Et cette belle conclusion : « Habiter en poète, comme dit entre autres Jean-Claude Pinson, revient à faire de l’écriture et de sa position dans la vie un tout. Ça va ensemble. Écrire, c’est être un parmi d’autres. Et relativiser sa singularité. La poésie n’échappe pas à cela. Elle capte et reflète le monde où elle prend germe. La poésie agit sans relâche dans sa propre existence et son rapport aux autres. ».
La lecture intérieure
Dans une Carte blanche pour Poezibao, Olivier Devallant revient sur le Nobel attribué il y a quelques années à Bob Dylan et il écrit notamment : « Il y a aussi cette douce musique intérieure lorsque je lis dans ma tête, ce je ne sais quoi d’intime qui rend le poème plus accessible, ce texte lu en pensée ou pensé en lisant. Surtout, la lecture ne m’est pas imposée. C’est à moi de choisir la prosodie, le temps de lecture, la relecture, les pauses, les images annexes qui me viennent d’une imagination spontanément délirante. »

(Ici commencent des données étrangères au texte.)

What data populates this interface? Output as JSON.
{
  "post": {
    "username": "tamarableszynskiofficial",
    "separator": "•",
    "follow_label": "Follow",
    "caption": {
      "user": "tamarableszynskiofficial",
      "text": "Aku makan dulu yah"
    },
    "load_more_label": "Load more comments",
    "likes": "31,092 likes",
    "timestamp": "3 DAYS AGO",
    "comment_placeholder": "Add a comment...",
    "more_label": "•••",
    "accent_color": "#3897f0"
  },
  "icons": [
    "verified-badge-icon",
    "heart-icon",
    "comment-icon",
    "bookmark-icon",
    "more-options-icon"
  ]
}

→ ce que je retiens ici surtout c’est l’idée d’une lecture non imposée, libre.
L’objet livre
Devallant écrit aussi : « Lire intérieurement c’est aussi tenir en main l’objet livre, toucher le grain de ses pages, sa peau, ses traits, ses striures, sa reliure, sa couverture blanche ou colorée. La littérature sans livre, est-ce toujours de la littérature ? Ce livre qui repose dans la bibliothèque et que je peux relire, annoter, partager… Le livre est total, car avec lui toute ma conscience se plonge et recrée un monde simultanément généré par l’auteur et par la perception du lecteur. Un monde intérieur d’apparence silencieuse mais dont la sonorité n’est pas absente. Il y a comme une synesthésie entre l’œil et l’oreille ; quand je lis le début de ce poème d’Antoine Emaz3 : elle bouge avec la lumière / on croyait l’avoir lâchée je vois ces signes en même temps que j’entends les syllabes et l’allitération en L est aussi belle que cette succession de mots dans l’espace »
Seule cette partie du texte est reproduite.